Mit Leichtigkeit hob er sie hoch und trug sie hinüber zum Canapée, um sie dort vorsichtig abzusetzen. Doch wider Erwarten klammert sie sich an ihn, wie eine Ertrinkende an ihren Retter. „Anne, lass mich los, bitte! Ich kann dich sonst nicht auf dem Sofa platzieren und wir würden beide hinfallen und eine lächerliche Figur abgeben." Da war es, das vertraute ‚du'. Derlei getröstet, ließ sie ihn gewähren, als er ihre Hände von seinem Nacken löste.

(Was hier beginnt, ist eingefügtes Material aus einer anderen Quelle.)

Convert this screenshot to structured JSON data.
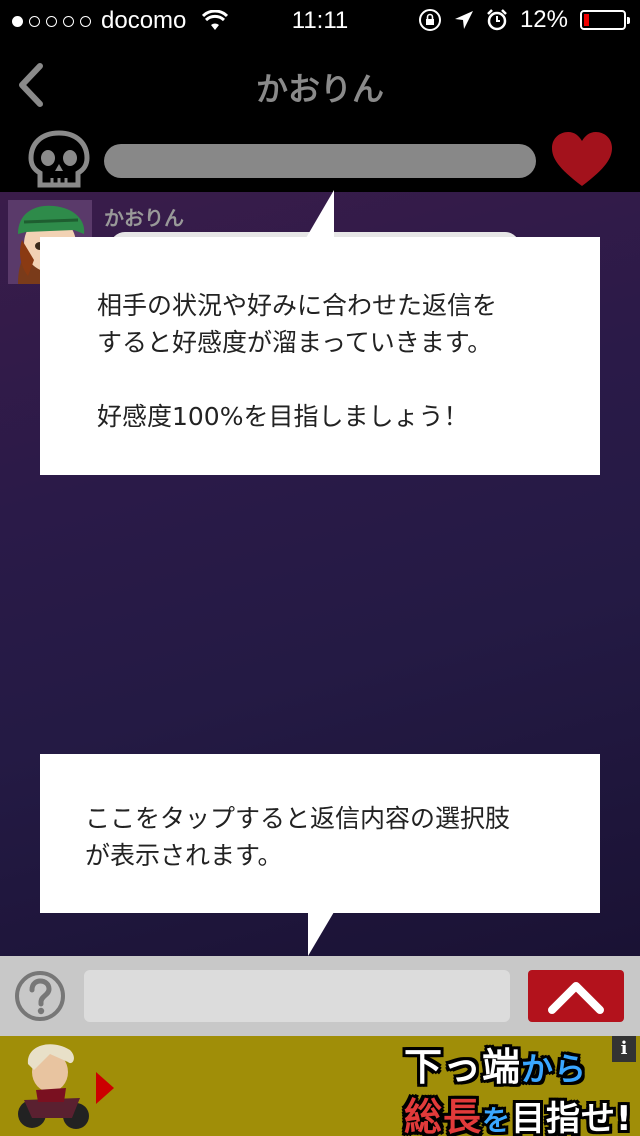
{
  "status": {
    "carrier": "docomo",
    "time": "11:11",
    "battery": "12%",
    "battery_level": 0.12,
    "signal_dots_filled": 1,
    "signal_dots_total": 5,
    "icons": [
      "wifi-icon",
      "rotation-lock-icon",
      "location-icon",
      "alarm-icon"
    ]
  },
  "nav": {
    "title": "かおりん",
    "back_icon": "chevron-left-icon"
  },
  "meter": {
    "left_icon": "skull-icon",
    "right_icon": "heart-icon",
    "affection_level": 0
  },
  "chat": {
    "sender_name": "かおりん"
  },
  "tooltips": {
    "affection_tip_lines": [
      "相手の状況や好みに合わせた返信を",
      "すると好感度が溜まっていきます。"
    ],
    "affection_tip_goal": "好感度100%を目指しましょう！",
    "reply_tip_lines": [
      "ここをタップすると返信内容の選択肢",
      "が表示されます。"
    ]
  },
  "input_bar": {
    "help_icon": "question-circle-icon",
    "send_icon": "chevron-up-icon",
    "input_value": ""
  },
  "ad": {
    "info": "i",
    "line1": [
      "下っ端",
      "から"
    ],
    "line2": [
      "総長",
      "を",
      "目指せ!"
    ]
  },
  "colors": {
    "heart": "#a3121c",
    "send_button": "#b3121c",
    "ad_background": "#a08e08"
  }
}
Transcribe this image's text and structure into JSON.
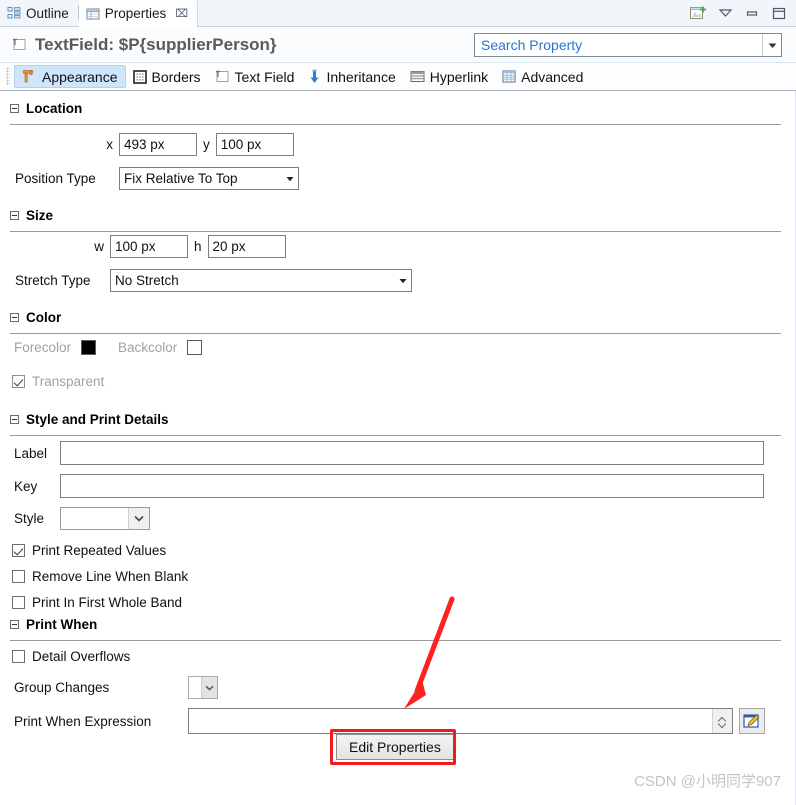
{
  "view_tabs": [
    {
      "label": "Outline",
      "icon": "outline-icon",
      "active": false
    },
    {
      "label": "Properties",
      "icon": "properties-icon",
      "active": true,
      "close": "⌧"
    }
  ],
  "view_tools": [
    {
      "name": "new-properties-view-icon",
      "tip": "New Properties View"
    },
    {
      "name": "view-menu-icon",
      "tip": "View Menu"
    },
    {
      "name": "minimize-icon",
      "tip": "Minimize"
    },
    {
      "name": "maximize-icon",
      "tip": "Maximize"
    }
  ],
  "header": {
    "icon": "textfield-icon",
    "title": "TextField: $P{supplierPerson}"
  },
  "search": {
    "placeholder": "Search Property",
    "value": "",
    "arrow": "▾"
  },
  "property_tabs": [
    {
      "label": "Appearance",
      "icon": "appearance-icon",
      "selected": true
    },
    {
      "label": "Borders",
      "icon": "borders-icon",
      "selected": false
    },
    {
      "label": "Text Field",
      "icon": "textfield-icon",
      "selected": false
    },
    {
      "label": "Inheritance",
      "icon": "inheritance-icon",
      "selected": false
    },
    {
      "label": "Hyperlink",
      "icon": "hyperlink-icon",
      "selected": false
    },
    {
      "label": "Advanced",
      "icon": "advanced-icon",
      "selected": false
    }
  ],
  "sections": {
    "location": {
      "title": "Location",
      "x_label": "x",
      "x_value": "493 px",
      "y_label": "y",
      "y_value": "100 px",
      "position_type_label": "Position Type",
      "position_type_value": "Fix Relative To Top"
    },
    "size": {
      "title": "Size",
      "w_label": "w",
      "w_value": "100 px",
      "h_label": "h",
      "h_value": "20 px",
      "stretch_type_label": "Stretch Type",
      "stretch_type_value": "No Stretch"
    },
    "color": {
      "title": "Color",
      "forecolor_label": "Forecolor",
      "forecolor_value": "#000000",
      "backcolor_label": "Backcolor",
      "backcolor_value": "#ffffff",
      "transparent_label": "Transparent",
      "transparent_checked": true
    },
    "style_print": {
      "title": "Style and Print Details",
      "label_label": "Label",
      "label_value": "",
      "key_label": "Key",
      "key_value": "",
      "style_label": "Style",
      "style_value": "",
      "checkboxes": [
        {
          "label": "Print Repeated Values",
          "checked": true
        },
        {
          "label": "Remove Line When Blank",
          "checked": false
        },
        {
          "label": "Print In First Whole Band",
          "checked": false
        }
      ]
    },
    "print_when": {
      "title": "Print When",
      "detail_overflows_label": "Detail Overflows",
      "detail_overflows_checked": false,
      "group_changes_label": "Group Changes",
      "group_changes_value": "",
      "print_when_expression_label": "Print When Expression",
      "print_when_expression_value": ""
    }
  },
  "edit_properties_button": {
    "label": "Edit Properties",
    "highlight_color": "#ee1c1c"
  },
  "annotation": {
    "arrow_color": "#ff2020"
  },
  "watermark": "CSDN @小明同学907"
}
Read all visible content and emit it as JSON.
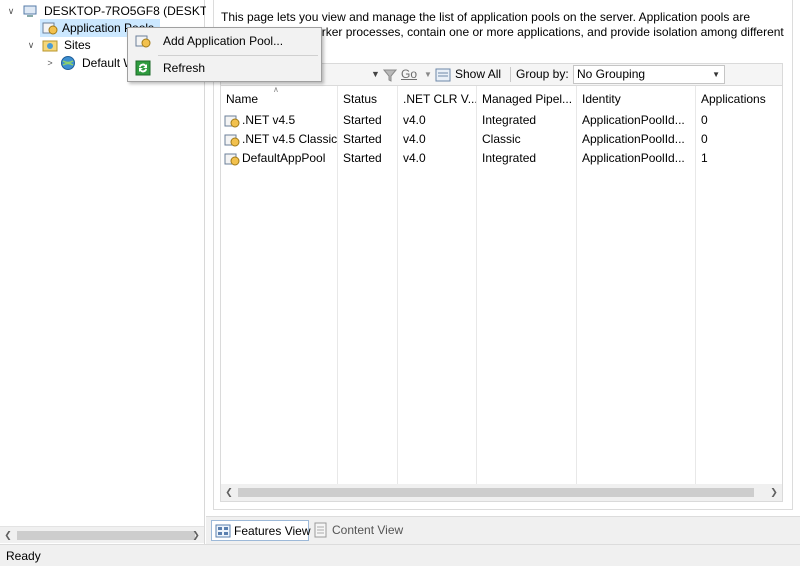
{
  "tree": {
    "server_label": "DESKTOP-7RO5GF8 (DESKTOP",
    "app_pools_label": "Application Pools",
    "sites_label": "Sites",
    "default_site_label": "Default W"
  },
  "context_menu": {
    "add_label": "Add Application Pool...",
    "refresh_label": "Refresh"
  },
  "description": "This page lets you view and manage the list of application pools on the server. Application pools are associated with worker processes, contain one or more applications, and provide isolation among different",
  "toolbar": {
    "go_label": "Go",
    "show_all_label": "Show All",
    "group_by_label": "Group by:",
    "group_value": "No Grouping"
  },
  "grid": {
    "columns": [
      "Name",
      "Status",
      ".NET CLR V...",
      "Managed Pipel...",
      "Identity",
      "Applications"
    ],
    "rows": [
      {
        "name": ".NET v4.5",
        "status": "Started",
        "clr": "v4.0",
        "pipeline": "Integrated",
        "identity": "ApplicationPoolId...",
        "apps": "0"
      },
      {
        "name": ".NET v4.5 Classic",
        "status": "Started",
        "clr": "v4.0",
        "pipeline": "Classic",
        "identity": "ApplicationPoolId...",
        "apps": "0"
      },
      {
        "name": "DefaultAppPool",
        "status": "Started",
        "clr": "v4.0",
        "pipeline": "Integrated",
        "identity": "ApplicationPoolId...",
        "apps": "1"
      }
    ]
  },
  "view_tabs": {
    "features": "Features View",
    "content": "Content View"
  },
  "status_bar": {
    "text": "Ready"
  }
}
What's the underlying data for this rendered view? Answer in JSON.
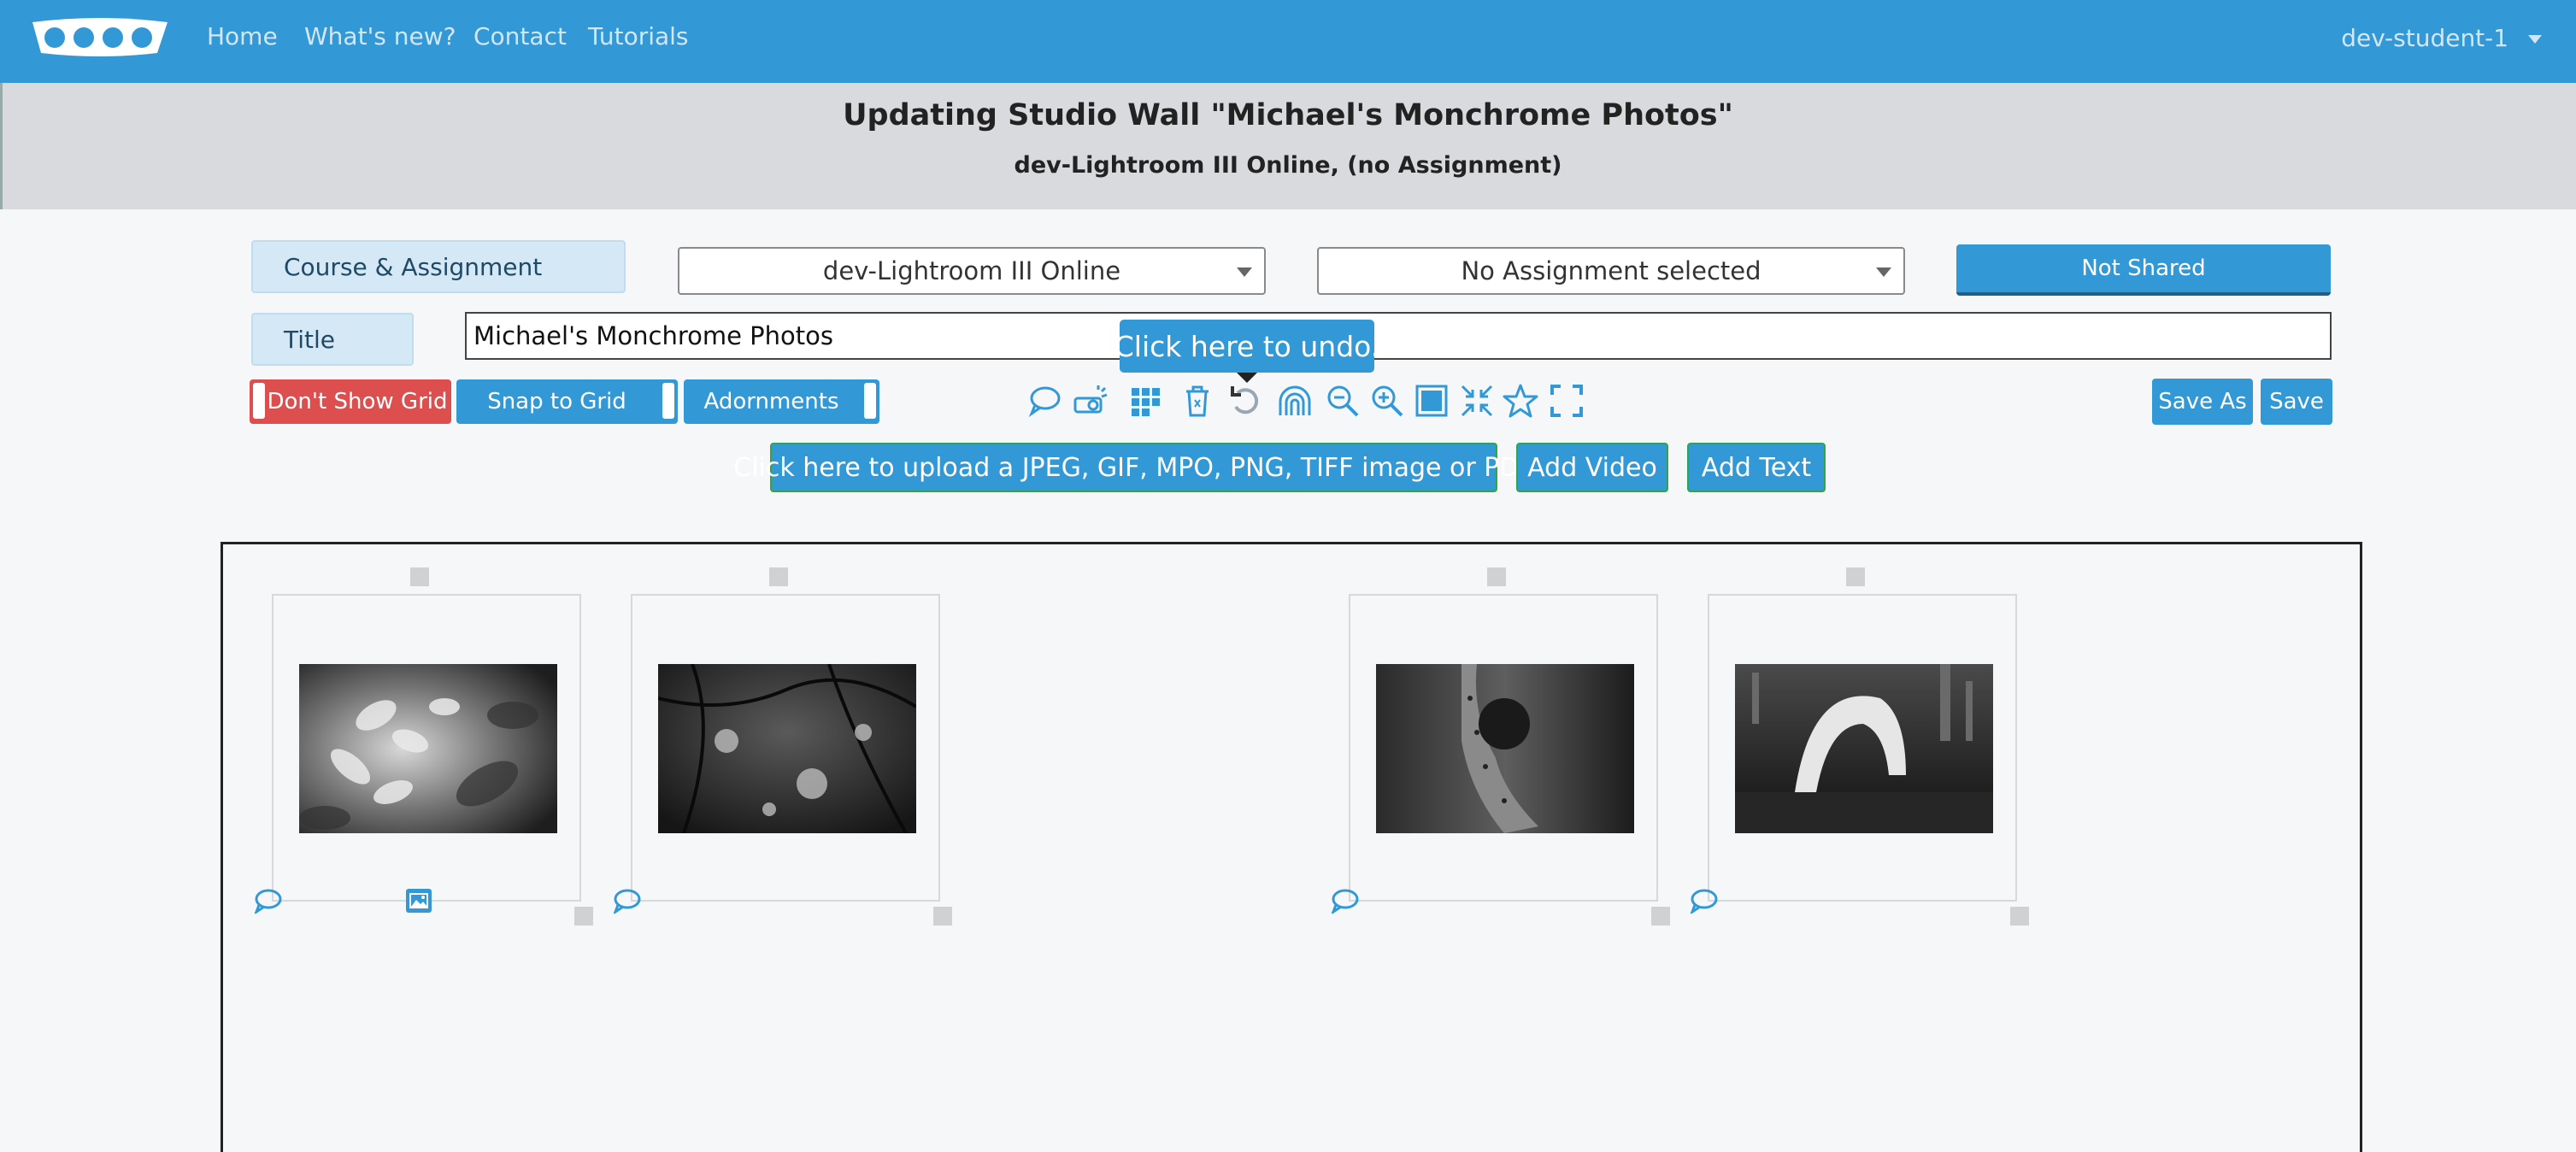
{
  "nav": {
    "logo": "logo",
    "links": [
      "Home",
      "What's new?",
      "Contact",
      "Tutorials"
    ],
    "user": "dev-student-1"
  },
  "header": {
    "title": "Updating Studio Wall \"Michael's Monchrome Photos\"",
    "subtitle": "dev-Lightroom III Online, (no Assignment)"
  },
  "form": {
    "course_label": "Course & Assignment",
    "course_value": "dev-Lightroom III Online",
    "assignment_value": "No Assignment selected",
    "share_button": "Not Shared",
    "title_label": "Title",
    "title_value": "Michael's Monchrome Photos"
  },
  "controls": {
    "grid_button": "Don't Show Grid",
    "snap_button": "Snap to Grid",
    "adornments_button": "Adornments",
    "save_as": "Save As",
    "save": "Save",
    "tooltip": "Click here to undo."
  },
  "toolbar_icons": [
    "comment-icon",
    "projector-icon",
    "grid-icon",
    "trash-icon",
    "undo-icon",
    "arch-icon",
    "zoom-out-icon",
    "zoom-in-icon",
    "square-icon",
    "shrink-icon",
    "star-icon",
    "fullscreen-icon"
  ],
  "upload": {
    "image_button": "Click here to upload a JPEG, GIF, MPO, PNG, TIFF image or PDF",
    "video_button": "Add Video",
    "text_button": "Add Text"
  },
  "colors": {
    "brand": "#3399d6",
    "danger": "#dd4f4f",
    "upload_border": "#2fa64b"
  },
  "wall": {
    "items": [
      {
        "name": "photo-flowers"
      },
      {
        "name": "photo-branches"
      },
      {
        "name": "photo-lizard"
      },
      {
        "name": "photo-fountain"
      }
    ]
  }
}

Sie kuschelte sich auf das Canapée, während er sich taktvoll an das äußerste Fußende setzte. Er nahm ihre Hand auf. „So leid es mir tut, ich werde dich jetzt verlassen müssen", er wollte ihre Hand zum Kuss an seine Lippen ziehen, doch da stützte sie sich auf ihren freien Ellbogen und setzte sich etwas mehr hoch. „Nein", kam es hauchzart, aber bestimmt von ihr „bitte kein Handkuss diesmal". Sie wurde feuerrot, kaum dass sie es gesagt hatte. Sie wollte nicht impertinent erscheinen und fing daher zu stottern an „Ich meine, ähm, natürlich schätze ich einen Handkuss sehr von dir… aber… ich dachte… vielleicht jetzt wo…", sie wusste nicht mehr weiter. Er lächelte, überrascht von ihrem Vorstoß.
Ja, die letzten Tage hatten ihm einen ganz neuen Weg für sein zukünftiges Leben gezeigt. Dass er einmal seine Cousine mit völlig anderen Augen sehen würde, hätte er sich niemals träumen lassen. Aber so war es. Ihre kleine Verschwörung gegen Cousin Fitzwilliam hatte sie zusammengebracht, so unerwartet wie ein Gewitter im Dezember. Und jetzt, wo er ihr in die Augen schaute, kam sie ihm irgendwie schön vor. Er stand auf, ohne ihre Hand loszulassen, und ließ sich am Kopfende des Möbelstücks auf dem Boden nieder. Ihrem Gesicht ganz nahe, flüsterte er „Meine liebe Anne, was immer du wünschst" und berührte ihre Lippen sehr vorsichtig mit den seinen. Für einen Moment war sie wie erstarrt, dann riss sie die Augen weit auf. So also war das! Ihr ganzer Körper schien in Flammen zu stehen und ein ganz undamenhafter Laut entschlüpfte ihrer Kehle, was Anlass für Montgomery war, etwas mehr Leidenschaft an den Tag zu legen.
Dann war der magische Moment fürs erste vorüber, sie lösten sich voneinander. Er stand langsam auf, verbeugte sich mit großer Höflichkeit und versicherte ihr, dass er sich sehr darauf freue, sie beim Dinner wieder zu sehen. Sie lächelte ihn an und sie kamen noch rasch überein, dass niemand auf Rosings vorerst erfahren sollte, in welchem Verhältnis sie nun zueinander standen. Sie mussten sehr vorsichtig sein, Lady Catherine hatte ihre Augen und Ohren überall. Dann fiel die Zimmertür hinter ihm ins Schloss.
Anne fuhr sich mit den Fingern über die brennenden Lippen. Meine Güte, was für eine schamlose Person sie doch war! Trotz dieser „Erkenntnis" kicherte sie. Sie war mit zwei ihrer Cousins gleichzeitig verlobt! Mit einem mehr oder weniger offiziell und zu ihrem großen Bedauern und mit dem anderen äußerst heimlich und zu ihrer großen Freude.